THE APOLOGIST’S VIEWS CONCERNING SUPERSTITION AND THE RELIGIOUS INSTINCT.
At the outset of the inquiry we at once experience a difficulty. It is not at all clear what the apologist includes under the category of religious beliefs. If it be taken as an axiom that the grossest superstition, the mere belief in the supernatural, is the germ of a religious belief, and therefore that all ignorant or superstitious persons have the religious instinct, then the proposition will be true for practically the whole of mankind in the remote past, and for a very large proportion in the present. Whether it be primeval man who frequently believed only in magic, usually in devils, and rarely in divinities, or whether it be the twentieth-century lady of fashion who wears a white elephant amulet to bring her luck at “Bridge,” both are imbued with the religious instinct. The absurdity of the supposition is fully apparent if we only carry it far enough.

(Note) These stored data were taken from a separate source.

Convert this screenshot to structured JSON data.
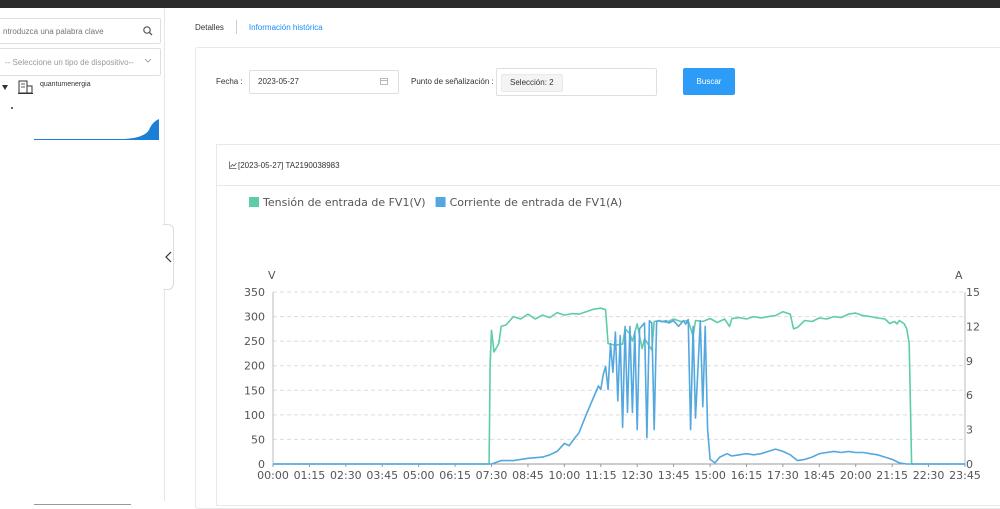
{
  "sidebar": {
    "search_placeholder": "ntroduzca una palabra clave",
    "device_type_placeholder": "-- Seleccione un tipo de dispositivo--",
    "tree_node": "quantumenergia"
  },
  "tabs": {
    "details": "Detalles",
    "history": "Información histórica"
  },
  "filters": {
    "date_label": "Fecha :",
    "date_value": "2023-05-27",
    "point_label": "Punto de señalización :",
    "selection_tag": "Selección: 2",
    "search_button": "Buscar"
  },
  "chart_header": {
    "title": "[2023-05-27] TA2190038983"
  },
  "colors": {
    "accent": "#2d9cf7",
    "link": "#1a8cff",
    "series_voltage": "#5ecca8",
    "series_current": "#53a8df"
  },
  "chart_data": {
    "type": "line",
    "legend": [
      {
        "name": "Tensión de entrada de FV1(V)",
        "color": "#5ecca8"
      },
      {
        "name": "Corriente de entrada de FV1(A)",
        "color": "#53a8df"
      }
    ],
    "legend_position": "top-left",
    "x_ticks": [
      "00:00",
      "01:15",
      "02:30",
      "03:45",
      "05:00",
      "06:15",
      "07:30",
      "08:45",
      "10:00",
      "11:15",
      "12:30",
      "13:45",
      "15:00",
      "16:15",
      "17:30",
      "18:45",
      "20:00",
      "21:15",
      "22:30",
      "23:45"
    ],
    "y_left": {
      "label": "V",
      "ticks": [
        0,
        50,
        100,
        150,
        200,
        250,
        300,
        350
      ],
      "range": [
        0,
        350
      ]
    },
    "y_right": {
      "label": "A",
      "ticks": [
        0,
        3,
        6,
        9,
        12,
        15
      ],
      "range": [
        0,
        15
      ]
    },
    "grid": "horizontal dashed",
    "series": [
      {
        "name": "Tensión de entrada de FV1(V)",
        "axis": "left",
        "points": [
          [
            "00:00",
            0
          ],
          [
            "07:25",
            0
          ],
          [
            "07:27",
            200
          ],
          [
            "07:30",
            272
          ],
          [
            "07:35",
            228
          ],
          [
            "07:45",
            245
          ],
          [
            "07:50",
            280
          ],
          [
            "08:00",
            283
          ],
          [
            "08:15",
            300
          ],
          [
            "08:30",
            295
          ],
          [
            "08:45",
            305
          ],
          [
            "09:00",
            295
          ],
          [
            "09:15",
            303
          ],
          [
            "09:30",
            298
          ],
          [
            "09:45",
            308
          ],
          [
            "10:00",
            303
          ],
          [
            "10:15",
            306
          ],
          [
            "10:30",
            305
          ],
          [
            "10:45",
            310
          ],
          [
            "11:00",
            315
          ],
          [
            "11:15",
            317
          ],
          [
            "11:25",
            314
          ],
          [
            "11:30",
            245
          ],
          [
            "11:45",
            242
          ],
          [
            "12:00",
            244
          ],
          [
            "12:05",
            275
          ],
          [
            "12:15",
            265
          ],
          [
            "12:20",
            250
          ],
          [
            "12:30",
            285
          ],
          [
            "12:40",
            235
          ],
          [
            "12:45",
            255
          ],
          [
            "13:00",
            232
          ],
          [
            "13:05",
            290
          ],
          [
            "13:15",
            292
          ],
          [
            "13:30",
            288
          ],
          [
            "13:45",
            295
          ],
          [
            "14:00",
            290
          ],
          [
            "14:15",
            292
          ],
          [
            "14:25",
            260
          ],
          [
            "14:30",
            292
          ],
          [
            "14:45",
            290
          ],
          [
            "15:00",
            296
          ],
          [
            "15:15",
            288
          ],
          [
            "15:30",
            295
          ],
          [
            "15:40",
            280
          ],
          [
            "15:45",
            296
          ],
          [
            "16:00",
            298
          ],
          [
            "16:15",
            295
          ],
          [
            "16:30",
            300
          ],
          [
            "16:45",
            297
          ],
          [
            "17:00",
            300
          ],
          [
            "17:15",
            302
          ],
          [
            "17:30",
            310
          ],
          [
            "17:45",
            305
          ],
          [
            "17:52",
            275
          ],
          [
            "18:00",
            278
          ],
          [
            "18:15",
            292
          ],
          [
            "18:30",
            290
          ],
          [
            "18:45",
            297
          ],
          [
            "19:00",
            295
          ],
          [
            "19:15",
            300
          ],
          [
            "19:30",
            298
          ],
          [
            "19:45",
            305
          ],
          [
            "20:00",
            307
          ],
          [
            "20:15",
            302
          ],
          [
            "20:30",
            300
          ],
          [
            "20:45",
            297
          ],
          [
            "21:00",
            295
          ],
          [
            "21:10",
            286
          ],
          [
            "21:20",
            290
          ],
          [
            "21:25",
            285
          ],
          [
            "21:30",
            292
          ],
          [
            "21:40",
            285
          ],
          [
            "21:45",
            275
          ],
          [
            "21:50",
            245
          ],
          [
            "21:55",
            0
          ],
          [
            "23:45",
            0
          ]
        ]
      },
      {
        "name": "Corriente de entrada de FV1(A)",
        "axis": "right",
        "points": [
          [
            "00:00",
            0
          ],
          [
            "07:30",
            0
          ],
          [
            "07:50",
            0.3
          ],
          [
            "08:15",
            0.3
          ],
          [
            "08:45",
            0.5
          ],
          [
            "09:15",
            0.6
          ],
          [
            "09:30",
            0.8
          ],
          [
            "09:45",
            1.1
          ],
          [
            "10:00",
            1.8
          ],
          [
            "10:10",
            1.6
          ],
          [
            "10:20",
            2.2
          ],
          [
            "10:30",
            2.7
          ],
          [
            "10:45",
            4.3
          ],
          [
            "11:00",
            5.8
          ],
          [
            "11:10",
            6.8
          ],
          [
            "11:15",
            6.5
          ],
          [
            "11:20",
            7.8
          ],
          [
            "11:25",
            8.5
          ],
          [
            "11:30",
            6.5
          ],
          [
            "11:35",
            10.5
          ],
          [
            "11:40",
            8.0
          ],
          [
            "11:45",
            11.5
          ],
          [
            "11:50",
            5.5
          ],
          [
            "11:55",
            11.2
          ],
          [
            "12:00",
            3.2
          ],
          [
            "12:05",
            12.0
          ],
          [
            "12:10",
            4.5
          ],
          [
            "12:15",
            12.0
          ],
          [
            "12:20",
            4.5
          ],
          [
            "12:25",
            11.5
          ],
          [
            "12:30",
            3.0
          ],
          [
            "12:35",
            11.8
          ],
          [
            "12:45",
            12.3
          ],
          [
            "12:50",
            2.3
          ],
          [
            "12:55",
            12.5
          ],
          [
            "13:00",
            12.3
          ],
          [
            "13:05",
            3.0
          ],
          [
            "13:10",
            12.4
          ],
          [
            "13:15",
            12.5
          ],
          [
            "13:20",
            12.4
          ],
          [
            "13:30",
            12.5
          ],
          [
            "13:35",
            12.3
          ],
          [
            "13:45",
            12.5
          ],
          [
            "13:55",
            12.0
          ],
          [
            "14:05",
            12.5
          ],
          [
            "14:10",
            12.2
          ],
          [
            "14:15",
            12.6
          ],
          [
            "14:20",
            3.0
          ],
          [
            "14:25",
            12.0
          ],
          [
            "14:30",
            4.0
          ],
          [
            "14:40",
            12.5
          ],
          [
            "14:45",
            5.0
          ],
          [
            "14:50",
            12.0
          ],
          [
            "14:55",
            3.0
          ],
          [
            "15:00",
            0.4
          ],
          [
            "15:10",
            0.1
          ],
          [
            "15:20",
            0.6
          ],
          [
            "15:35",
            0.9
          ],
          [
            "15:45",
            0.7
          ],
          [
            "16:00",
            0.8
          ],
          [
            "16:15",
            0.9
          ],
          [
            "16:30",
            0.8
          ],
          [
            "16:45",
            0.9
          ],
          [
            "17:00",
            1.1
          ],
          [
            "17:15",
            1.3
          ],
          [
            "17:30",
            1.1
          ],
          [
            "17:45",
            0.8
          ],
          [
            "18:00",
            0.3
          ],
          [
            "18:15",
            0.4
          ],
          [
            "18:30",
            0.6
          ],
          [
            "18:45",
            0.9
          ],
          [
            "19:00",
            1.0
          ],
          [
            "19:15",
            1.1
          ],
          [
            "19:30",
            1.0
          ],
          [
            "19:45",
            1.1
          ],
          [
            "20:00",
            1.0
          ],
          [
            "20:15",
            1.0
          ],
          [
            "20:30",
            0.9
          ],
          [
            "20:45",
            0.8
          ],
          [
            "21:00",
            0.6
          ],
          [
            "21:15",
            0.4
          ],
          [
            "21:30",
            0.1
          ],
          [
            "21:45",
            0.0
          ],
          [
            "23:45",
            0
          ]
        ]
      }
    ]
  }
}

It is by no means easy to understand where the apologist draws the line. He may not say so, but his contention really does seem to point to the absurdity that almost any crude superstition springs from a divine spark. The neo-apologist, however, will do well to reflect that the establishment of any connection between superstition and religion only plays into the hands of the Rationalist, who maintains that there is certainly the closest connection between the two. I am compelled to enter into these details, for, among the facts which I am about to bring forward in contradiction of the assertion of universality, some relate to instances of pure superstitions which might nevertheless be construed into signs of the religious instinct. If the apologist does not go quite so far as this, my task will be rendered much easier. Perhaps, as Dr. Flint is recognised as one of the most eminent of the Christian apologists, the conclusions to which he comes will represent the unspoken opinion of others. He says that, “if savage tribes have some sort of superstitious belief, it would only be in accord with modern theories regarding the evolution of the idea of God.... The presence of false religion is as good evidence of the existence of religion as the presence of true religion.... Perhaps, if we may say that religion is man’s belief in a being or beings mightier than himself and inaccessible to his senses, but not indifferent to his sentiment and actions, with the feelings and practices which flow from such belief, we have a definition of the kind required, one excluding nothing which can be called religion, and including nothing which is only partially present in religion.”[40] This definition would not, one may presume, include mere belief in magic, but might be taken to include a man’s belief in devils. As there are many who would not agree that devil-worship and the like can have any connection with god-worship, I shall follow the ethnologist in citing examples of the absence of god-worship as evidence of the absence of the religious instinct; but I shall also give examples in which there is no appearance of worship either of god or devil. These will chiefly be drawn from present-day beliefs and customs, because now, if ever, the contention of the religionist should hold good, and also because it has been incidentally examined with reference to ancient beliefs in a previous chapter.